Prime Minister Narendra Modi’s government established its credentials as a decisive administration in its first 100 days, a radical departure from the UPA which dragged its feet on key policy decisions as it waited for direction from the Congress high command or approval from its allies.
But the new government came under attack from the Congress which said it was showcasing UPA flagship schemes and policies as its own. "Who started Nirmal Bharat Abhiyan in every village? Who made construction of toilets a part of MGNREGA?" Congress chief Sonia Gandhi asked, in an apparent reference to the prime minister’s push for sanitation and toilets in his Independence Day speech.

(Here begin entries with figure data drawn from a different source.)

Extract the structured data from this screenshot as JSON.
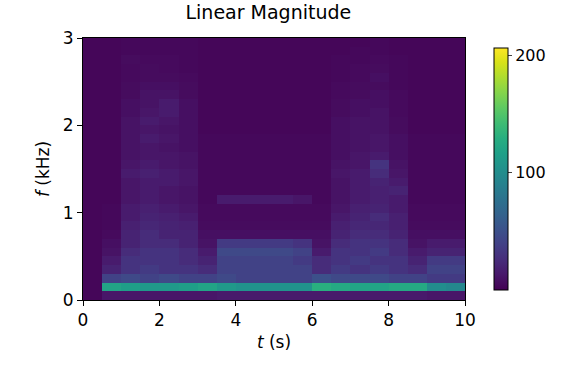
{
  "chart_data": {
    "type": "heatmap",
    "title": "Linear Magnitude",
    "x_label": "t (s)",
    "y_label": "f (kHz)",
    "color": "Viridis",
    "grid": false,
    "xlim": [
      0,
      10
    ],
    "xticks": [
      0,
      2,
      4,
      6,
      8,
      10
    ],
    "ylim": [
      0,
      3
    ],
    "yticks": [
      0,
      1,
      2,
      3
    ],
    "colorbar_lim": [
      0,
      206
    ],
    "colorbar_ticks": [
      100,
      200
    ],
    "x": [
      0.25,
      0.75,
      1.25,
      1.75,
      2.25,
      2.75,
      3.25,
      3.75,
      4.25,
      4.75,
      5.25,
      5.75,
      6.25,
      6.75,
      7.25,
      7.75,
      8.25,
      8.75,
      9.25,
      9.75
    ],
    "y": [
      0.05,
      0.15,
      0.25,
      0.35,
      0.45,
      0.55,
      0.65,
      0.75,
      0.85,
      0.95,
      1.05,
      1.15,
      1.25,
      1.35,
      1.45,
      1.55,
      1.65,
      1.75,
      1.85,
      1.95,
      2.05,
      2.15,
      2.25,
      2.35,
      2.45,
      2.55,
      2.65,
      2.75,
      2.85,
      2.95
    ],
    "cells": [
      [
        3,
        12,
        12,
        12,
        12,
        12,
        12,
        14,
        14,
        14,
        14,
        14,
        14,
        14,
        14,
        14,
        14,
        14,
        12,
        12
      ],
      [
        3,
        120,
        115,
        110,
        110,
        115,
        120,
        110,
        105,
        105,
        105,
        105,
        130,
        125,
        120,
        120,
        125,
        125,
        100,
        95
      ],
      [
        3,
        40,
        45,
        40,
        45,
        40,
        40,
        45,
        40,
        40,
        40,
        40,
        50,
        45,
        45,
        45,
        40,
        40,
        35,
        35
      ],
      [
        3,
        20,
        30,
        35,
        30,
        30,
        25,
        40,
        40,
        40,
        40,
        40,
        25,
        35,
        30,
        35,
        30,
        25,
        40,
        40
      ],
      [
        3,
        15,
        30,
        30,
        30,
        25,
        20,
        40,
        40,
        40,
        40,
        35,
        25,
        30,
        35,
        30,
        30,
        20,
        35,
        35
      ],
      [
        3,
        10,
        25,
        30,
        30,
        25,
        15,
        45,
        45,
        45,
        45,
        40,
        15,
        30,
        30,
        35,
        25,
        15,
        20,
        20
      ],
      [
        3,
        8,
        20,
        25,
        25,
        20,
        10,
        35,
        35,
        35,
        35,
        30,
        10,
        25,
        30,
        30,
        25,
        10,
        15,
        15
      ],
      [
        3,
        5,
        20,
        25,
        20,
        20,
        8,
        8,
        8,
        8,
        8,
        8,
        8,
        20,
        25,
        25,
        20,
        8,
        8,
        8
      ],
      [
        3,
        4,
        18,
        22,
        20,
        18,
        6,
        6,
        6,
        6,
        6,
        6,
        6,
        18,
        22,
        22,
        18,
        6,
        6,
        6
      ],
      [
        3,
        4,
        15,
        20,
        18,
        15,
        5,
        5,
        5,
        5,
        5,
        5,
        5,
        15,
        20,
        25,
        18,
        5,
        5,
        5
      ],
      [
        3,
        4,
        15,
        18,
        15,
        12,
        5,
        5,
        5,
        5,
        5,
        5,
        5,
        12,
        18,
        20,
        15,
        5,
        5,
        5
      ],
      [
        3,
        3,
        12,
        15,
        12,
        10,
        4,
        15,
        15,
        15,
        15,
        12,
        4,
        10,
        15,
        18,
        15,
        4,
        4,
        4
      ],
      [
        3,
        3,
        12,
        15,
        12,
        10,
        4,
        4,
        4,
        4,
        4,
        4,
        4,
        10,
        15,
        18,
        20,
        4,
        4,
        4
      ],
      [
        3,
        3,
        12,
        15,
        15,
        12,
        4,
        4,
        4,
        4,
        4,
        4,
        4,
        10,
        15,
        20,
        15,
        4,
        4,
        4
      ],
      [
        3,
        3,
        15,
        18,
        15,
        12,
        4,
        4,
        4,
        4,
        4,
        4,
        4,
        12,
        15,
        25,
        12,
        4,
        4,
        4
      ],
      [
        3,
        3,
        12,
        15,
        12,
        10,
        4,
        4,
        4,
        4,
        4,
        4,
        4,
        10,
        12,
        30,
        10,
        4,
        4,
        4
      ],
      [
        3,
        3,
        10,
        12,
        12,
        10,
        4,
        4,
        4,
        4,
        4,
        4,
        4,
        8,
        12,
        15,
        8,
        4,
        4,
        4
      ],
      [
        3,
        3,
        10,
        12,
        10,
        8,
        4,
        4,
        4,
        4,
        4,
        4,
        4,
        8,
        10,
        12,
        8,
        4,
        4,
        4
      ],
      [
        3,
        3,
        10,
        15,
        12,
        8,
        4,
        4,
        4,
        4,
        4,
        4,
        4,
        8,
        10,
        12,
        8,
        4,
        4,
        4
      ],
      [
        3,
        3,
        10,
        12,
        10,
        8,
        3,
        3,
        3,
        3,
        3,
        3,
        3,
        8,
        10,
        10,
        6,
        3,
        3,
        3
      ],
      [
        3,
        3,
        10,
        15,
        12,
        8,
        3,
        3,
        3,
        3,
        3,
        3,
        3,
        8,
        10,
        10,
        6,
        3,
        3,
        3
      ],
      [
        3,
        3,
        8,
        12,
        15,
        8,
        3,
        3,
        3,
        3,
        3,
        3,
        3,
        6,
        8,
        10,
        5,
        3,
        3,
        3
      ],
      [
        3,
        3,
        8,
        10,
        15,
        8,
        3,
        3,
        3,
        3,
        3,
        3,
        3,
        6,
        8,
        8,
        5,
        3,
        3,
        3
      ],
      [
        3,
        3,
        6,
        10,
        10,
        6,
        3,
        3,
        3,
        3,
        3,
        3,
        3,
        5,
        6,
        8,
        5,
        3,
        3,
        3
      ],
      [
        3,
        3,
        6,
        8,
        8,
        6,
        3,
        3,
        3,
        3,
        3,
        3,
        3,
        5,
        6,
        6,
        4,
        3,
        3,
        3
      ],
      [
        3,
        3,
        5,
        6,
        6,
        5,
        3,
        3,
        3,
        3,
        3,
        3,
        3,
        4,
        5,
        8,
        4,
        3,
        3,
        3
      ],
      [
        3,
        3,
        5,
        6,
        5,
        4,
        3,
        3,
        3,
        3,
        3,
        3,
        3,
        4,
        5,
        6,
        4,
        3,
        3,
        3
      ],
      [
        3,
        3,
        6,
        5,
        5,
        4,
        3,
        3,
        3,
        3,
        3,
        3,
        3,
        4,
        4,
        5,
        4,
        3,
        3,
        3
      ],
      [
        3,
        3,
        4,
        4,
        4,
        4,
        3,
        3,
        3,
        3,
        3,
        3,
        3,
        3,
        4,
        4,
        3,
        3,
        3,
        3
      ],
      [
        3,
        3,
        4,
        4,
        4,
        4,
        3,
        3,
        3,
        3,
        3,
        3,
        3,
        3,
        3,
        4,
        3,
        3,
        3,
        3
      ]
    ]
  }
}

She also said that there had been a spurt in communal violence in the country during the NDA’s first 100 days in office. Modi took office in May with a promise to restore economic momentum and end years of policy paralysis.
He hit the ground running by energising the bureaucracy and announcing a lean cabinet in a bid to streamline operations. Within a month, his government ushered in several key reform measures in labour laws, the judicial system and the financial sector.
It also took the bold step to announce the steepest hike in railway fares. In contrast, former rail minister Lalu Prasad refused to hike fares in any class in 2004.
In line with his mantra of “minimum government, maximum governance”, the PM scrapped the Group of Ministers (GoM) and Empowered GoMs, which the previous UPA government used to defer contentious policy decisions. The number of cabinet committees was also reduced.
Parliament got off to a slow start, but at the end of the first session, the Centre had chalked up a long list of reformist legislation. The judicial appointments bill seeking to introduce transparency while appointing senior judges, pending for 24 years, also cleared Parliament.
The government accelerated the labour reforms process by introducing two bills aiming to revamp archaic labor laws to make it easier to do business in India.
The UPA had introduced but failed to push the Factories (Amendment) Bill and the Apprentices (Amendment) Bill. However, its plans to allow more foreign investment in the insurance sector could not be passed in the budget session because of stiff opposition by the Congress and other opposition parties.
The UPA introduced the insurance bill in 2008.